Conon betook himself to the work energetically and without delay. He had quitted Athens in 407 B.C., as one of the joint admirals nominated after the disgrace of Alcibiades. He had parted with his countrymen finally at the catastrophe of Ægospotami in 405 B.C., preserving the miserable fraction of eight or nine ships out of that noble fleet which otherwise would have passed entire into the hands of Lysander. He now returned, in 393 B.C., as a second Themistocles, the deliverer of his country, and the restorer of her lost strength and independence. All hands were set to work; carpenters and masons being hired with the funds furnished by Pharnabazus, to complete the fortifications as quickly as possible. The Bœotians and other neighbours lent their aid zealously as volunteers—the same who eleven years before had danced to the sound of joyful music when the former walls were demolished; so completely had the feelings of Greece altered since that period. By such hearty co-operation, the work was finished during the course of the present summer and autumn without any opposition; and Athens enjoyed again her fortified Piræus and harbour, with a pair of long walls, straight and parallel, joining it securely to the city. The Athenian people not only inscribed on a pillar a public vote gratefully recording the exploits of Conon, but also erected a statue to his honour.

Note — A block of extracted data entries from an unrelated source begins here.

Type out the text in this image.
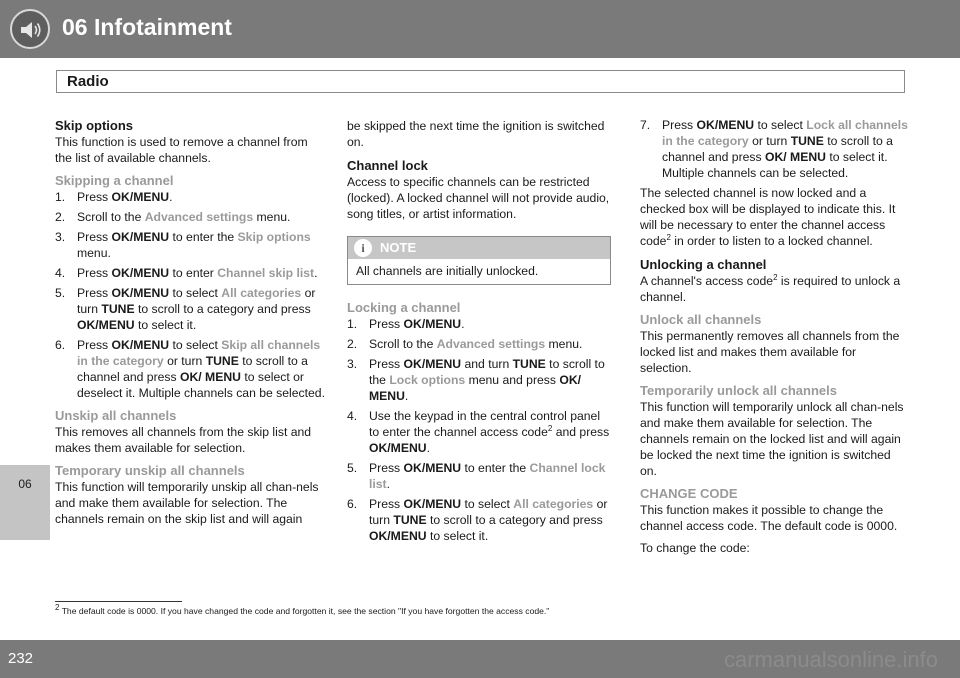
06 Infotainment
Radio
06
Skip options

This function is used to remove a channel from the list of available channels.

Skipping a channel
1. Press OK/MENU.
2. Scroll to the Advanced settings menu.
3. Press OK/MENU to enter the Skip options menu.
4. Press OK/MENU to enter Channel skip list.
5. Press OK/MENU to select All categories or turn TUNE to scroll to a category and press OK/MENU to select it.
6. Press OK/MENU to select Skip all channels in the category or turn TUNE to scroll to a channel and press OK/ MENU to select or deselect it. Multiple channels can be selected.
Unskip all channels

This removes all channels from the skip list and makes them available for selection.

Temporary unskip all channels

This function will temporarily unskip all chan-nels and make them available for selection. The channels remain on the skip list and will again

be skipped the next time the ignition is switched on.

Channel lock

Access to specific channels can be restricted (locked). A locked channel will not provide audio, song titles, or artist information.

i	NOTE
All channels are initially unlocked.
Locking a channel
1. Press OK/MENU.
2. Scroll to the Advanced settings menu.
3. Press OK/MENU and turn TUNE to scroll to the Lock options menu and press OK/ MENU.
4. Use the keypad in the central control panel to enter the channel access code$^2$ and press OK/MENU.
5. Press OK/MENU to enter the Channel lock list.
6. Press OK/MENU to select All categories or turn TUNE to scroll to a category and press OK/MENU to select it.
7. Press OK/MENU to select Lock all channels in the category or turn TUNE to scroll to a channel and press OK/ MENU to select it. Multiple channels can be selected.

The selected channel is now locked and a checked box will be displayed to indicate this. It will be necessary to enter the channel access code$^2$ in order to listen to a locked channel.

Unlocking a channel

A channel's access code$^2$ is required to unlock a channel.

Unlock all channels

This permanently removes all channels from the locked list and makes them available for selection.

Temporarily unlock all channels

This function will temporarily unlock all chan-nels and make them available for selection. The channels remain on the locked list and will again be locked the next time the ignition is switched on.

CHANGE CODE

This function makes it possible to change the channel access code. The default code is 0000.

To change the code:

$^2$ The default code is 0000. If you have changed the code and forgotten it, see the section "If you have forgotten the access code."
232	carmanualsonline.info
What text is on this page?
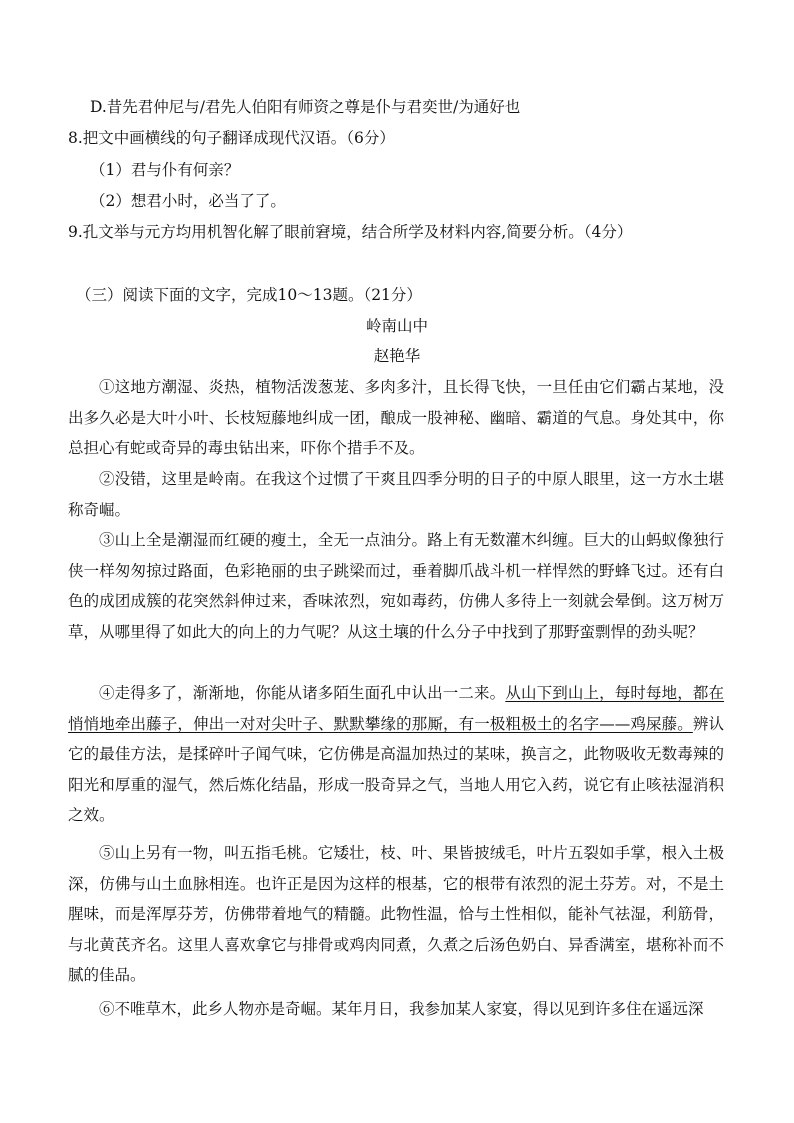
D.昔先君仲尼与/君先人伯阳有师资之尊是仆与君奕世/为通好也
8.把文中画横线的句子翻译成现代汉语。（6分）
（1）君与仆有何亲？
（2）想君小时，必当了了。
9.孔文举与元方均用机智化解了眼前窘境，结合所学及材料内容,简要分析。（4分）
（三）阅读下面的文字，完成10～13题。（21分）
岭南山中
赵艳华
①这地方潮湿、炎热，植物活泼葱茏、多肉多汁，且长得飞快，一旦任由它们霸占某地，没出多久必是大叶小叶、长枝短藤地纠成一团，酿成一股神秘、幽暗、霸道的气息。身处其中，你总担心有蛇或奇异的毒虫钻出来，吓你个措手不及。
②没错，这里是岭南。在我这个过惯了干爽且四季分明的日子的中原人眼里，这一方水土堪称奇崛。
③山上全是潮湿而红硬的瘦土，全无一点油分。路上有无数灌木纠缠。巨大的山蚂蚁像独行侠一样匆匆掠过路面，色彩艳丽的虫子跳梁而过，垂着脚爪战斗机一样悍然的野蜂飞过。还有白色的成团成簇的花突然斜伸过来，香味浓烈，宛如毒药，仿佛人多待上一刻就会晕倒。这万树万草，从哪里得了如此大的向上的力气呢？从这土壤的什么分子中找到了那野蛮剽悍的劲头呢？
④走得多了，渐渐地，你能从诸多陌生面孔中认出一二来。从山下到山上，每时每地，都在悄悄地牵出藤子，伸出一对对尖叶子、默默攀缘的那厮，有一极粗极土的名字——鸡屎藤。辨认它的最佳方法，是揉碎叶子闻气味，它仿佛是高温加热过的某味，换言之，此物吸收无数毒辣的阳光和厚重的湿气，然后炼化结晶，形成一股奇异之气，当地人用它入药，说它有止咳祛湿消积之效。
⑤山上另有一物，叫五指毛桃。它矮壮，枝、叶、果皆披绒毛，叶片五裂如手掌，根入土极深，仿佛与山土血脉相连。也许正是因为这样的根基，它的根带有浓烈的泥土芬芳。对，不是土腥味，而是浑厚芬芳，仿佛带着地气的精髓。此物性温，恰与土性相似，能补气祛湿，利筋骨，与北黄芪齐名。这里人喜欢拿它与排骨或鸡肉同煮，久煮之后汤色奶白、异香满室，堪称补而不腻的佳品。
⑥不唯草木，此乡人物亦是奇崛。某年月日，我参加某人家宴，得以见到许多住在遥远深
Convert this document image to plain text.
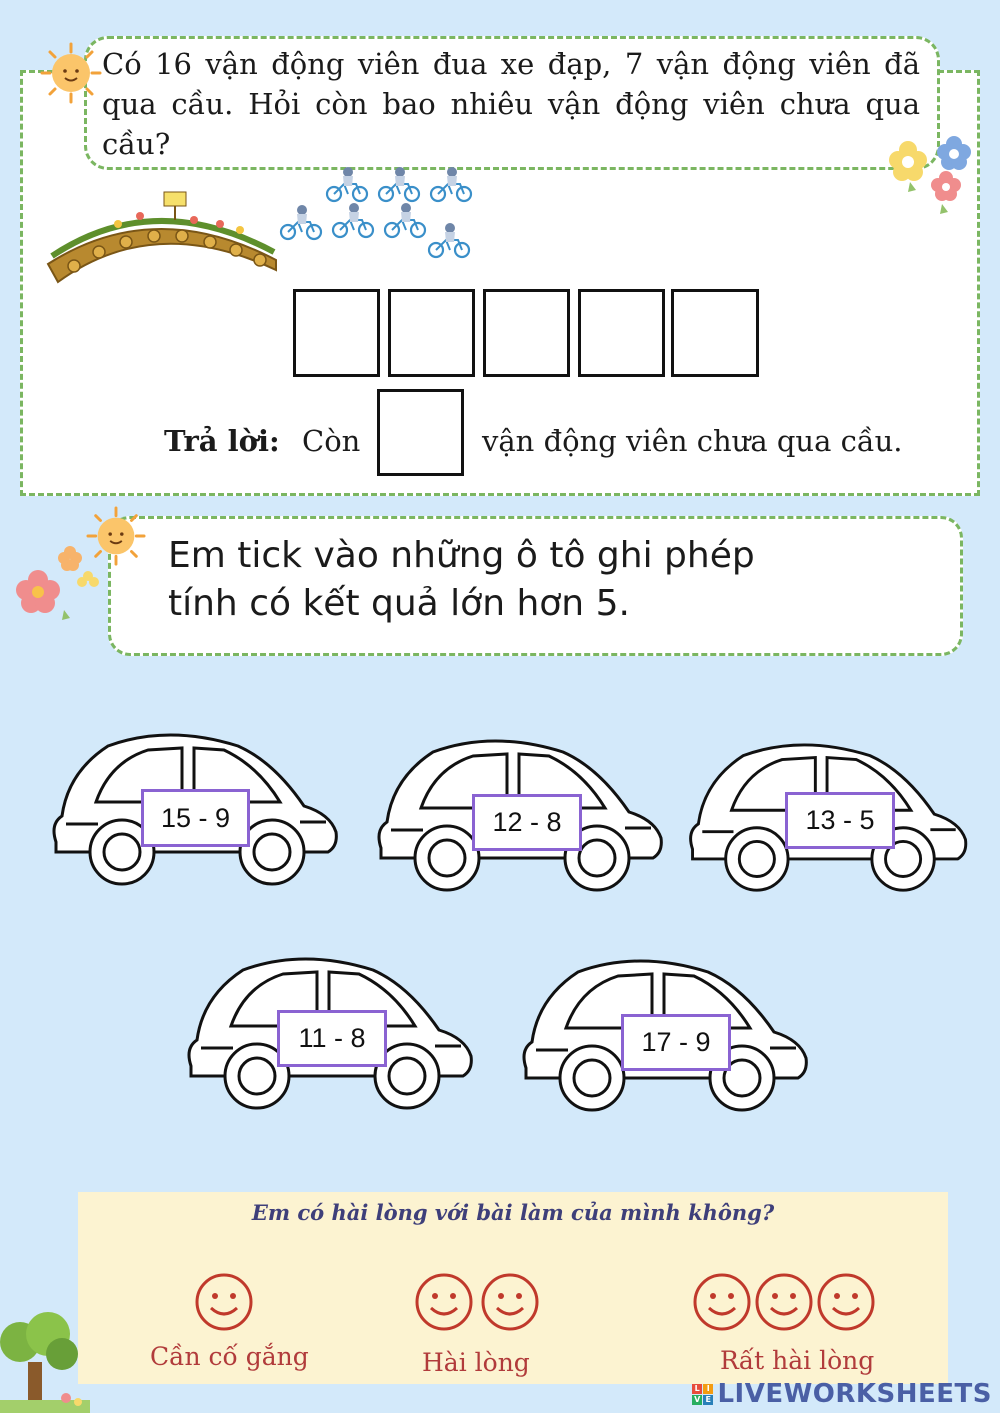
Có 16 vận động viên đua xe đạp, 7 vận động viên đã qua cầu. Hỏi còn bao nhiêu vận động viên chưa qua cầu?
Trả lời: Còn	vận động viên chưa qua cầu.
Em tick vào những ô tô ghi phép
tính có kết quả lớn hơn 5.
15 - 9	12 - 8	13 - 5
11 - 8	17 - 9
Em có hài lòng với bài làm của mình không?
Cần cố gắng	Hài lòng	Rất hài lòng
L I
V E LIVEWORKSHEETS
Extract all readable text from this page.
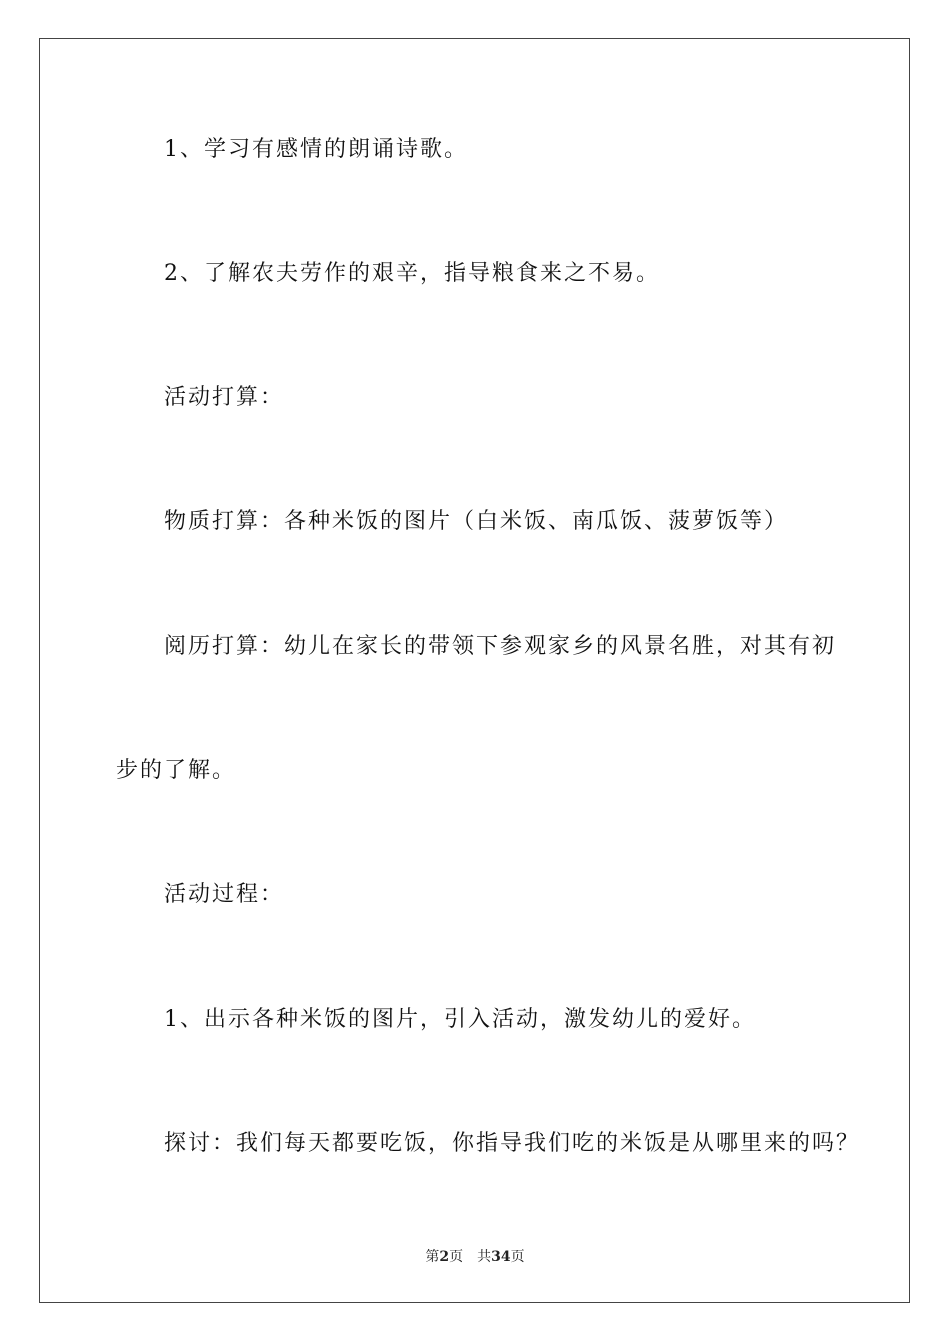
1、学习有感情的朗诵诗歌。
2、了解农夫劳作的艰辛，指导粮食来之不易。
活动打算：
物质打算：各种米饭的图片（白米饭、南瓜饭、菠萝饭等）
阅历打算：幼儿在家长的带领下参观家乡的风景名胜，对其有初
步的了解。
活动过程：
1、出示各种米饭的图片，引入活动，激发幼儿的爱好。
探讨：我们每天都要吃饭，你指导我们吃的米饭是从哪里来的吗？
第2页 共34页
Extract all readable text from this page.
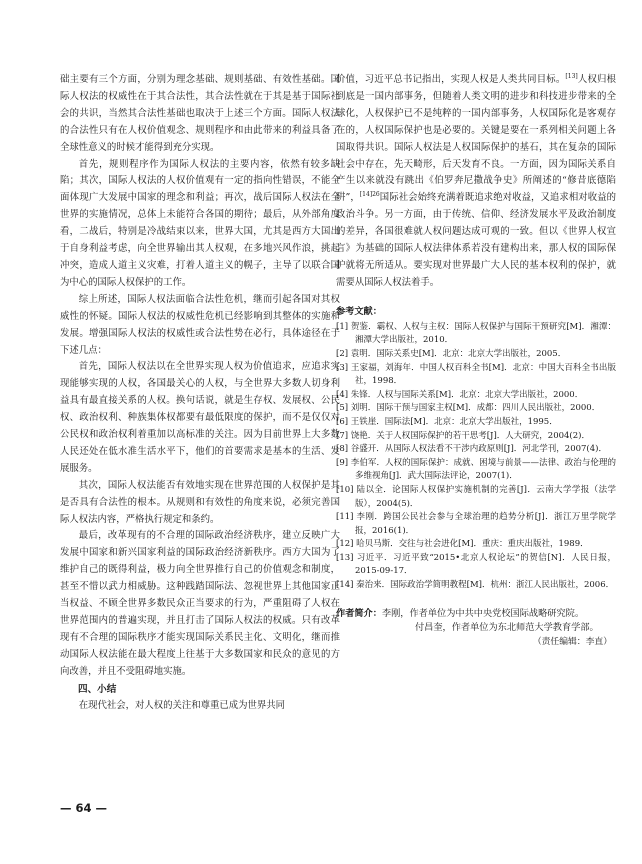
础主要有三个方面，分别为理念基础、规则基础、有效性基础。国际人权法的权威性在于其合法性，其合法性就在于其是基于国际社会的共识，当然其合法性基础也取决于上述三个方面。国际人权法的合法性只有在人权价值观念、规则程序和由此带来的利益具备了全球性意义的时候才能得到充分实现。

首先，规则程序作为国际人权法的主要内容，依然有较多缺陷；其次，国际人权法的人权价值观有一定的指向性错误，不能全面体现广大发展中国家的理念和利益；再次，战后国际人权法在全世界的实施情况，总体上未能符合各国的期待；最后，从外部角度看，二战后，特别是冷战结束以来，世界大国，尤其是西方大国出于自身利益考虑，向全世界输出其人权观，在多地兴风作浪，挑起冲突，造成人道主义灾难，打着人道主义的幌子，主导了以联合国为中心的国际人权保护的工作。

综上所述，国际人权法面临合法性危机，继而引起各国对其权威性的怀疑。国际人权法的权威性危机已经影响到其整体的实施和发展。增强国际人权法的权威性或合法性势在必行，具体途径在于下述几点：

首先，国际人权法以在全世界实现人权为价值追求，应追求实现能够实现的人权，各国最关心的人权，与全世界大多数人切身利益具有最直接关系的人权。换句话说，就是生存权、发展权、公民权、政治权利、种族集体权都要有最低限度的保护，而不是仅仅对公民权和政治权利着重加以高标准的关注。因为目前世界上大多数人民还处在低水准生活水平下，他们的首要需求是基本的生活、发展服务。

其次，国际人权法能否有效地实现在世界范围的人权保护是其是否具有合法性的根本。从规则和有效性的角度来说，必须完善国际人权法内容，严格执行规定和条约。

最后，改革现有的不合理的国际政治经济秩序，建立反映广大发展中国家和新兴国家利益的国际政治经济新秩序。西方大国为了维护自己的既得利益，极力向全世界推行自己的价值观念和制度，甚至不惜以武力相威胁。这种践踏国际法、忽视世界上其他国家正当权益、不顾全世界多数民众正当要求的行为，严重阻碍了人权在世界范围内的普遍实现，并且打击了国际人权法的权威。只有改革现有不合理的国际秩序才能实现国际关系民主化、文明化，继而推动国际人权法能在最大程度上往基于大多数国家和民众的意见的方向改善，并且不受阻碍地实施。

四、小结

在现代社会，对人权的关注和尊重已成为世界共同

价值，习近平总书记指出，实现人权是人类共同目标。[13]人权归根到底是一国内部事务，但随着人类文明的进步和科技进步带来的全球化，人权保护已不是纯粹的一国内部事务，人权国际化是客观存在的，人权国际保护也是必要的。关键是要在一系列相关问题上各国取得共识。国际人权法是人权国际保护的基石，其在复杂的国际社会中存在，先天畸形，后天发育不良。一方面，因为国际关系自产生以来就没有跳出《伯罗奔尼撒战争史》所阐述的“修昔底德陷阱”，$^{[14]26}$国际社会始终充满着既追求绝对收益，又追求相对收益的政治斗争。另一方面，由于传统、信仰、经济发展水平及政治制度的差异，各国很难就人权问题达成可观的一致。但以《世界人权宣言》为基础的国际人权法律体系若没有建构出来，那人权的国际保护就将无所适从。要实现对世界最广大人民的基本权利的保护，就需要从国际人权法着手。

参考文献：

[1] 贺鉴．霸权、人权与主权：国际人权保护与国际干预研究[M]．湘潭：湘潭大学出版社，2010．

[2] 袁明．国际关系史[M]．北京：北京大学出版社，2005．

[3] 王家福，刘海年．中国人权百科全书[M]．北京：中国大百科全书出版社，1998．

[4] 朱锋．人权与国际关系[M]．北京：北京大学出版社，2000．

[5] 刘明．国际干预与国家主权[M]．成都：四川人民出版社，2000．

[6] 王铁崖．国际法[M]．北京：北京大学出版社，1995．

[7] 饶艳．关于人权国际保护的若干思考[J]．人大研究，2004(2)．

[8] 谷盛开．从国际人权法看不干涉内政原则[J]．河北学刊，2007(4)．

[9] 李伯军．人权的国际保护：成就、困境与前景——法律、政治与伦理的多维视角[J]．武大国际法评论，2007(1)．

[10] 陆以全．论国际人权保护实施机制的完善[J]．云南大学学报（法学版），2004(5)．

[11] 李刚．跨国公民社会参与全球治理的趋势分析[J]．浙江万里学院学报，2016(1)．

[12] 哈贝马斯．交往与社会进化[M]．重庆：重庆出版社，1989．

[13] 习近平．习近平致“2015•北京人权论坛”的贺信[N]．人民日报，2015-09-17．

[14] 秦治来．国际政治学简明教程[M]．杭州：浙江人民出版社，2006．

作者简介：李刚，作者单位为中共中央党校国际战略研究院。

付昌奎，作者单位为东北师范大学教育学部。

（责任编辑：李直）

— 64 —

The importance of this event in reference to the future history of Athens was unspeakable. Though it did not restore to her either her former navy, or her former empire, it reconstituted her as a city not only self-determining but even partially ascendant. It reanimated her, if not into the Athens of Pericles, at least into that of Isocrates and Demosthenes: it imparted to her a second fill of strength, dignity, and commercial importance, during the half century destined to elapse before she was finally overwhelmed by the superior military force of Macedon. Those who recollect the extraordinary stratagem whereby Themistocles had contrived (eighty-five years before) to accomplish the fortification of Athens, in spite of the base but formidable jealousy of Sparta and her Peloponnesian allies, will be aware how much the consummation of the Themistoclean project had depended upon accident. Now, also, Conon in his restoration was favoured by unusual combinations such as no one could have predicted. So strangely did events run, that the energy, by which Dercyllidas preserved Abydos, brought upon Sparta, indirectly, the greater mischief of the new Cononian walls. It would have been better for Sparta that Pharnabazus should at once have recovered Abydos as well as the rest of his satrapy; in which case he would have had no wrongs remaining unavenged to incense him, and would have kept on his own side of the Ægean; feeding Conon with a modest squadron sufficient to keep the Lacedæmonian navy from again becoming formidable on the Asiatic side, but leaving the walls of Piræus (if we may borrow an expression of Plato) “to continue asleep in the bosom of the earth.”
Remains of a Great Wall at Messene
The presence of Pharnabazus and Conon with their commanding force in the Saronic Gulf, and the liberality with which the former furnished pecuniary aid to the latter for rebuilding the full fortifications of Athens, as well as to the Corinthians for the prosecution of the war—seem to have given preponderance to the confederates over Sparta for that year. The plans of Conon were extensive. He was the first to organise, for the defence of Corinth, a mercenary force which was afterwards improved and conducted with greater efficiency by Iphicrates; and after he had finished the fortifications of Piræus with the Long Walls, he employed himself in showing his force among the islands, for the purpose of laying the foundations of renewed maritime power for Athens.
While this work was proceeding, the Corinthians, with the subsidy they had received, fitted out a squadron, with which their admiral Agathinus scoured the Corinthian Gulf. The Spartans sent Polemarchus with some galleys to oppose him: but their commander was soon after slain, and Pollis, who took his place, was compelled by a wound which he received in another engagement, to resign it to Herippidas. Herippidas seems to have driven the Corinthians from their station at Rhium: and Teleutias, who succeeded him, recovered the complete mastery of the gulf, and was thus enabled, as we have seen, to co-operate with Agesilaus at Lechæum.